O El Niño ocorre com intervalos de dois a sete anos, e que se caracteriza pelo aquecimento das águas superficiais do Oceano Pacífico na região do Equador. Isso causa a interrupção dos padrões de circulação das correntes marítimas e massas de ar, o que leva a consequências distintas ao redor do mundo.
Em março do ano passado, a NOAA lançou alerta anunciando a formação do fenômeno. “Dependendo de sua força, o El Niño pode causar uma série de impactos, como aumentar o risco de chuvas fortes e secas em determinados locais do mundo”, disse Michelle L’Heureux, cientista do Climate Prediction Center.
O La Niña é um fenômeno climático oposto, caracterizado pelo esfriamento das águas superficiais do Pacífico e pela consequente queda nas temperaturas globais. No Brasil, costuma causar fortes chuvas nas regiões Norte e Nordeste. No Sul, há elevação das temperaturas e seca.
Na última vez em que vigorou, o fenômeno teve a duração de três anos. “O La Niña potencializa as ondas de frio nos períodos de outono-inverno e primavera e até mesmo no verão. Por outro lado, é preciso lembrar que as áreas da América do Sul como Argentina, Uruguai, Paraguai e Sul do Brasil podem ter forte estiagem e ondas de calor intensas, como foi em 2021/2022″, afirma a meteorologista Estael Sias, da MetSul.
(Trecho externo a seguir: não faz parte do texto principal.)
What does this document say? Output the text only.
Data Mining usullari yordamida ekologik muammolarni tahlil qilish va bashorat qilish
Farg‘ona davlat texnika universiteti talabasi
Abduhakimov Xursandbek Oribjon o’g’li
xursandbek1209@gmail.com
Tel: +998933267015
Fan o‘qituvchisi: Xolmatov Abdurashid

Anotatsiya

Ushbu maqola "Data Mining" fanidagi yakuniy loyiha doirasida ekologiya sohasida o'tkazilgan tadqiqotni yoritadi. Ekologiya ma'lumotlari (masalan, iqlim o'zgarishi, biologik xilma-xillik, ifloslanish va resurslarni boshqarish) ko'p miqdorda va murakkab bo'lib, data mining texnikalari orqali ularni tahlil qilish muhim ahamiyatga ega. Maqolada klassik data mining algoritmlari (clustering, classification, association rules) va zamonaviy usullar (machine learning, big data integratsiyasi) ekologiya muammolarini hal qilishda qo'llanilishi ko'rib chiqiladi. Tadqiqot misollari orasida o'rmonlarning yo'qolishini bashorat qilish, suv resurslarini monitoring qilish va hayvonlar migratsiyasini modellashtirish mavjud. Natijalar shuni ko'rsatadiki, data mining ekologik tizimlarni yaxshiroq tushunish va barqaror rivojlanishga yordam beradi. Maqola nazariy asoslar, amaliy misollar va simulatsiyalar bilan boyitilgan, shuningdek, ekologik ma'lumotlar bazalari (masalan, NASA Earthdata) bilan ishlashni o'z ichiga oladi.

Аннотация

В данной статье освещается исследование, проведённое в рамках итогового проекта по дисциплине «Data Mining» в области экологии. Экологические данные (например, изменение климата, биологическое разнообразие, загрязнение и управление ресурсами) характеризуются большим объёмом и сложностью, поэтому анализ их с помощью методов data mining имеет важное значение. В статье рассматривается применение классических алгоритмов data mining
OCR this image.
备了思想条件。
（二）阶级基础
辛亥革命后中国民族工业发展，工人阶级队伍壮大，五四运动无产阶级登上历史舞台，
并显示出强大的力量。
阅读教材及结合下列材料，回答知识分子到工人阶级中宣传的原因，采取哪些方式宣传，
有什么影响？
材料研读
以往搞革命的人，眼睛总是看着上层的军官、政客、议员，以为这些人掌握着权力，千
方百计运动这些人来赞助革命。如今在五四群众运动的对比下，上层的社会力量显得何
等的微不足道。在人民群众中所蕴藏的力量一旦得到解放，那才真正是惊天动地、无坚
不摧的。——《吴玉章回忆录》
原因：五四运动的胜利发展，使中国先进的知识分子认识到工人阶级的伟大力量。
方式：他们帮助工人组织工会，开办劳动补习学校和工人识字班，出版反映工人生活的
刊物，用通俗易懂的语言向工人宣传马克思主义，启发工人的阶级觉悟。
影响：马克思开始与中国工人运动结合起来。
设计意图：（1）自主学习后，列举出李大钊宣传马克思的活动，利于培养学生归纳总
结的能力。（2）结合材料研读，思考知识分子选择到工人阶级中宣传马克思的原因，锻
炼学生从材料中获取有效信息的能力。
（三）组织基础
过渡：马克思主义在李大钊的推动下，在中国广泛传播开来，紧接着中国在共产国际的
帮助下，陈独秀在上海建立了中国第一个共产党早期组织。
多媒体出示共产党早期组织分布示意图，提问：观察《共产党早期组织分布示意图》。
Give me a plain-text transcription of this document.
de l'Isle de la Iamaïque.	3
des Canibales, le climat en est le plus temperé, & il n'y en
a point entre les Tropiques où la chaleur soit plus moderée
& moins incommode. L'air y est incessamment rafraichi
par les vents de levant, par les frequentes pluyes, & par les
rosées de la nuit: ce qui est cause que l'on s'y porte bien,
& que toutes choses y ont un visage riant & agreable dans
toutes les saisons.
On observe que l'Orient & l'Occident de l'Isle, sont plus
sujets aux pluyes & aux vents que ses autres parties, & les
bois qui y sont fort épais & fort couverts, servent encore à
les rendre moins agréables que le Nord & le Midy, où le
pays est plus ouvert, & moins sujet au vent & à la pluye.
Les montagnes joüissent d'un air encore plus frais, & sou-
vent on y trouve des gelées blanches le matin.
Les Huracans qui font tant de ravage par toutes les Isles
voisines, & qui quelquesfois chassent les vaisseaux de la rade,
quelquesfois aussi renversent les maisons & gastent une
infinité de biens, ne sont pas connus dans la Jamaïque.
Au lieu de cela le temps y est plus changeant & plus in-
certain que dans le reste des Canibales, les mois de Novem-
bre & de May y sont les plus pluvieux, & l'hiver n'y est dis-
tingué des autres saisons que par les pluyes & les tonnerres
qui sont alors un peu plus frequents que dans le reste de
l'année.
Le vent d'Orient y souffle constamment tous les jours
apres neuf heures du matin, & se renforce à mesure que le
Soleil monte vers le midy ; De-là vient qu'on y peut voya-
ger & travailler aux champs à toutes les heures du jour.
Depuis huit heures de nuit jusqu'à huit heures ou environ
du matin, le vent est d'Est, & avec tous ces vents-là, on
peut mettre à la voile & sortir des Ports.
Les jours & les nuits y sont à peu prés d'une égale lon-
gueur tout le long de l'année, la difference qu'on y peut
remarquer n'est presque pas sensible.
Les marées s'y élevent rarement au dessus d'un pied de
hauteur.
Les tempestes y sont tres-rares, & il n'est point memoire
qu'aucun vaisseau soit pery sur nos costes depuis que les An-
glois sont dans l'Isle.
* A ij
- De acordo com a NOOA, o El Niño deve estender seus efeitos até maio. Após esse mês, segue um período de neutralidade climática e, então, começa a se formar o La Niña. Não necessariamente os dois eventos se sucedem imediatamente, explica Estael. Os fenômenos podem se prolongar e se repetir.
Sob influência do El Niño, o mundo bateu recordes sucessivos de calor. O ano de 2023 foi confirmado como o mais quente já registrado, segundo relatório divulgado pelo observatório europeu Copernicus. A temperatura média no ano passado foi 1,48 ºC mais quente do que na era pré-industrial (meados do século 19), segundo a agência.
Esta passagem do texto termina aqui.